Saturday, April 16, 2016

Crowdsourcing: Building Inspector and Shakespeare's World

Building Inspector

http://buildinginspector.nypl.org
"Kill Time. Make History." is the tagline of New York Public Library's Building Inspector, a joint project of NYPL Labs and the library's Lionel Pincus and Princess Firyal Map Division.  The public, crowdsourcing side of the project is a simple, engaging, and somewhat game-like website that encourages human input in harvesting data from digitized historical maps of New York City.  For someone like myself who loves public history and adores Sanborn Insurance Maps (and could happily spend all day with them), Building Inspector is an engagingly addictive and absolutely gratifying time-suck. 
The site was launched in late 2013 and, although it is apparently more robust today than it was at its inception, it is remarkably simple, beautifully streamlined, and compellingly easy to use.  The foundation of the project is NYPL's Map Division's collection of maps and atlases of the world and of New York City in particular.  Counting in the thousands, spanning decades and centuries, and detailing untold changes in the city's landscape over time, the collection offers an opportunity to bring it all together as a part of an even greater vision: that of the NYC Space/Time Directory and a goal of "turning historical maps and other geographic sources into a digital time-travel service for New York City."  The simple objective is "to extract, correct and analyze data from historical maps." (1) 
The process (along with the incredible vision of what will be) involves a series of enormous and crucial steps.  Behind the scenes, maps and atlases are first scanned, page by page, at high resolution in order to be "rectified." The process of rectifying a map also includes a largely crowdsourced element: NYPL's Map Warper tool (http://maps.nypl.org/warper/) engages volunteer involvement in identifying and streamlining the scale, orientation, and pagination of maps of myriad variances.  This normalizing process aligns every map to precise points of latitude and longitude and ultimately (or will ultimately) allow them to be layered, enabling a journey through time, and viewing the changes to the city from any location or vantage point.  
The next step is "Vectorizing" and basically consists of computer identification of recognizable demarcations.  This step both eliminates ridiculously astounding hours of human labor in the project AND ensures that humans must participate in the rest of the process for many years before it is complete.  The Vectorizer software is incredibly powerful and time-saving.  Analyzing fire insurance maps, it can identify approximately 150,000 building footprints per day -- astronomically faster than humans, as "it took NYPL staff and volunteers two years to extract 170,000 footprints (and some additional metadata) from four atlases in the library’s collection."  However, the software is no match for the human brain.  Thus comes the final stage in the process and the Building Inspector site, itself.  Inviting human interaction with the data, Building Inspector both checks and cleans data and trains the computers and software to read the maps more effectively. (2)
So how does Building Inspector work?  The gist of contributors' tasks is cleaning up computer software mistakes and identifying as much data as possible on each map .  The tasks are simple and easy to learn.  Currently, there are five task options that, even for someone unfamiliar with insurance maps, NYC history, or basic word processing, can be completed with absolute ease.  Additionally, quick training videos are available and prompt new users to watch them when first entering a task page.
Tasks include Checking Footprints, Fixing Footprints, identifying colors that indicate building structure, and transcribing either location addresses or noted location place names or attributions.   The site allows anyone to contribute, but in order to track one's mounting contributions (as well as rank) one must register.  

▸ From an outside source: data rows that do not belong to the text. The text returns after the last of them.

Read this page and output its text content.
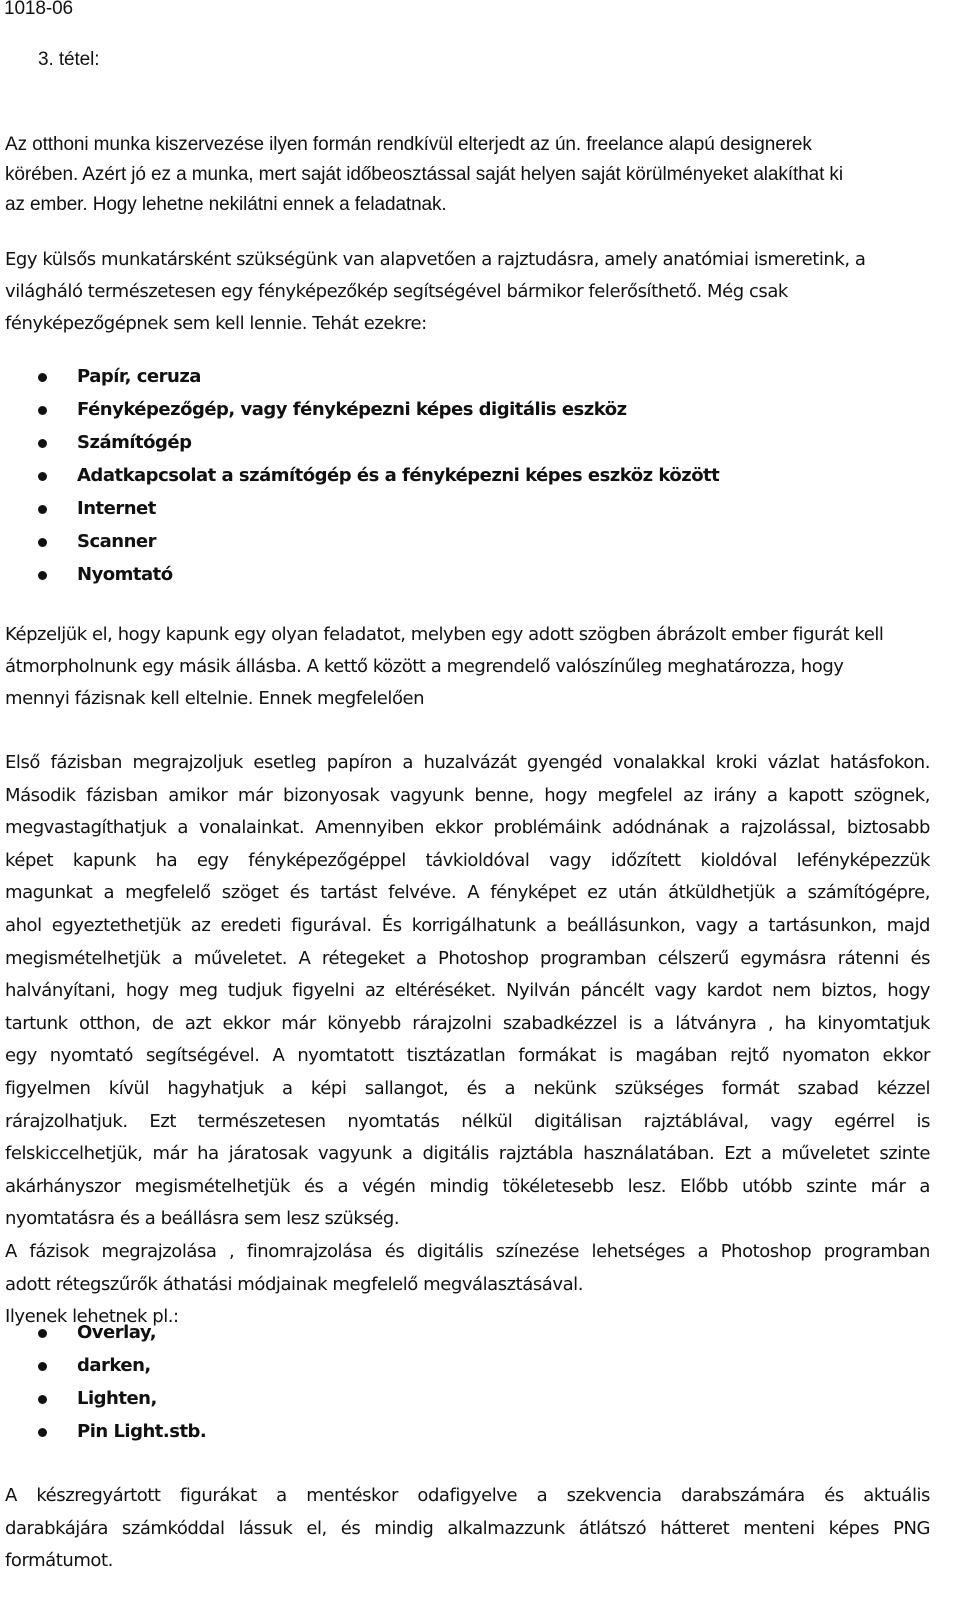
1018-06
3. tétel:
Az otthoni munka kiszervezése ilyen formán rendkívül elterjedt az ún. freelance alapú designerek
körében. Azért jó ez a munka, mert saját időbeosztással saját helyen saját körülményeket alakíthat ki
az ember. Hogy lehetne nekilátni ennek a feladatnak.
Egy külsős munkatársként szükségünk van alapvetően a rajztudásra, amely anatómiai ismeretink, a
világháló természetesen egy fényképezőkép segítségével bármikor felerősíthető. Még csak
fényképezőgépnek sem kell lennie. Tehát ezekre:
Papír, ceruza
Fényképezőgép, vagy fényképezni képes digitális eszköz
Számítógép
Adatkapcsolat a számítógép és a fényképezni képes eszköz között
Internet
Scanner
Nyomtató
Képzeljük el, hogy kapunk egy olyan feladatot, melyben egy adott szögben ábrázolt ember figurát kell
átmorpholnunk egy másik állásba. A kettő között a megrendelő valószínűleg meghatározza, hogy
mennyi fázisnak kell eltelnie. Ennek megfelelően
Első fázisban megrajzoljuk esetleg papíron a huzalvázát gyengéd vonalakkal kroki vázlat hatásfokon.
Második fázisban amikor már bizonyosak vagyunk benne, hogy megfelel az irány a kapott szögnek,
megvastagíthatjuk a vonalainkat. Amennyiben ekkor problémáink adódnának a rajzolással, biztosabb
képet kapunk ha egy fényképezőgéppel távkioldóval vagy időzített kioldóval lefényképezzük
magunkat a megfelelő szöget és tartást felvéve. A fényképet ez után átküldhetjük a számítógépre,
ahol egyeztethetjük az eredeti figurával. És korrigálhatunk a beállásunkon, vagy a tartásunkon, majd
megismételhetjük a műveletet. A rétegeket a Photoshop programban célszerű egymásra rátenni és
halványítani, hogy meg tudjuk figyelni az eltéréséket. Nyilván páncélt vagy kardot nem biztos, hogy
tartunk otthon, de azt ekkor már könyebb rárajzolni szabadkézzel is a látványra , ha kinyomtatjuk
egy nyomtató segítségével. A nyomtatott tisztázatlan formákat is magában rejtő nyomaton ekkor
figyelmen kívül hagyhatjuk a képi sallangot, és a nekünk szükséges formát szabad kézzel
rárajzolhatjuk. Ezt természetesen nyomtatás nélkül digitálisan rajztáblával, vagy egérrel is
felskiccelhetjük, már ha járatosak vagyunk a digitális rajztábla használatában. Ezt a műveletet szinte
akárhányszor megismételhetjük és a végén mindig tökéletesebb lesz. Előbb utóbb szinte már a
nyomtatásra és a beállásra sem lesz szükség.
A fázisok megrajzolása , finomrajzolása és digitális színezése lehetséges a Photoshop programban
adott rétegszűrők áthatási módjainak megfelelő megválasztásával.
Ilyenek lehetnek pl.:
Overlay,
darken,
Lighten,
Pin Light.stb.
A készregyártott figurákat a mentéskor odafigyelve a szekvencia darabszámára és aktuális
darabkájára számkóddal lássuk el, és mindig alkalmazzunk átlátszó hátteret menteni képes PNG
formátumot.
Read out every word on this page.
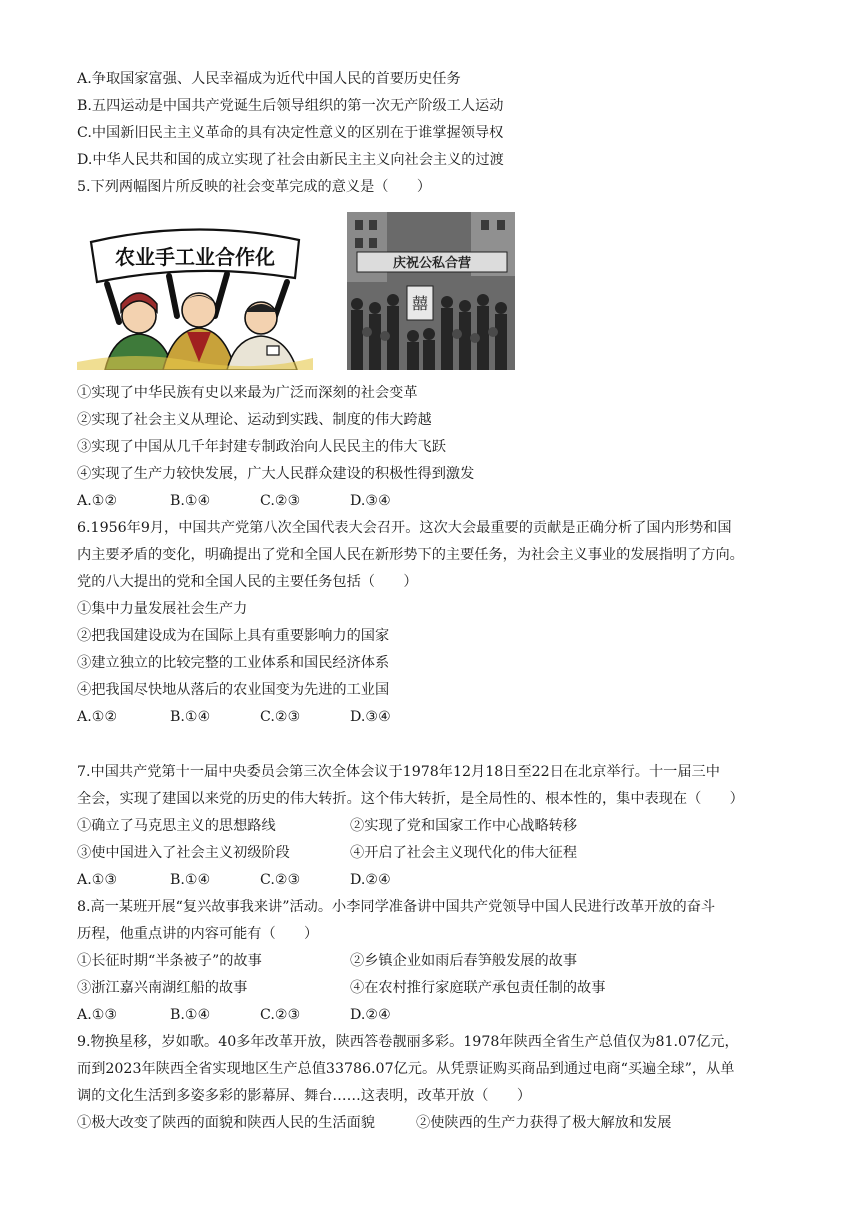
A.争取国家富强、人民幸福成为近代中国人民的首要历史任务
B.五四运动是中国共产党诞生后领导组织的第一次无产阶级工人运动
C.中国新旧民主主义革命的具有决定性意义的区别在于谁掌握领导权
D.中华人民共和国的成立实现了社会由新民主主义向社会主义的过渡
5.下列两幅图片所反映的社会变革完成的意义是（　　）
农业手工业合作化	庆祝公私合营
囍
①实现了中华民族有史以来最为广泛而深刻的社会变革
②实现了社会主义从理论、运动到实践、制度的伟大跨越
③实现了中国从几千年封建专制政治向人民民主的伟大飞跃
④实现了生产力较快发展，广大人民群众建设的积极性得到激发
A.①②	B.①④	C.②③	D.③④
6.1956年9月，中国共产党第八次全国代表大会召开。这次大会最重要的贡献是正确分析了国内形势和国
内主要矛盾的变化，明确提出了党和全国人民在新形势下的主要任务，为社会主义事业的发展指明了方向。
党的八大提出的党和全国人民的主要任务包括（　　）
①集中力量发展社会生产力
②把我国建设成为在国际上具有重要影响力的国家
③建立独立的比较完整的工业体系和国民经济体系
④把我国尽快地从落后的农业国变为先进的工业国
A.①②	B.①④	C.②③	D.③④
7.中国共产党第十一届中央委员会第三次全体会议于1978年12月18日至22日在北京举行。十一届三中
全会，实现了建国以来党的历史的伟大转折。这个伟大转折，是全局性的、根本性的，集中表现在（　　）
①确立了马克思主义的思想路线	②实现了党和国家工作中心战略转移
③使中国进入了社会主义初级阶段	④开启了社会主义现代化的伟大征程
A.①③	B.①④	C.②③	D.②④
8.高一某班开展“复兴故事我来讲”活动。小李同学准备讲中国共产党领导中国人民进行改革开放的奋斗
历程，他重点讲的内容可能有（　　）
①长征时期“半条被子”的故事	②乡镇企业如雨后春笋般发展的故事
③浙江嘉兴南湖红船的故事	④在农村推行家庭联产承包责任制的故事
A.①③	B.①④	C.②③	D.②④
9.物换星移，岁如歌。40多年改革开放，陕西答卷靓丽多彩。1978年陕西全省生产总值仅为81.07亿元，
而到2023年陕西全省实现地区生产总值33786.07亿元。从凭票证购买商品到通过电商“买遍全球”，从单
调的文化生活到多姿多彩的影幕屏、舞台……这表明，改革开放（　　）
①极大改变了陕西的面貌和陕西人民的生活面貌	②使陕西的生产力获得了极大解放和发展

Although Building Inspector is described as a game by NYPL Labs, an Inspector really only competes for a ranking and has no idea how much competition there is, who they are, or how much they have done to accomplish their ranking.  Not being anything of a gamer myself, I didn't much mind -- although something still lit a little competitive fire in me.  I wanted to see my ranking go up, but in reality I was mostly driven by my passion for the task and the connection to historic material.

How NYPL Labs measures success not entirely clear.  Nor is it evident how many Inpsectors are contributing.   My earliest ranks (or those when I first thought to check)  indicated that I was likely one of a few thousand, although there was also no indication of just how much or how frequently contributors participated.  However, just last week NYPL tweeted that the crowd had recently hit the milestone of completing 1.5 million tasks, so clearly something is being accomplished.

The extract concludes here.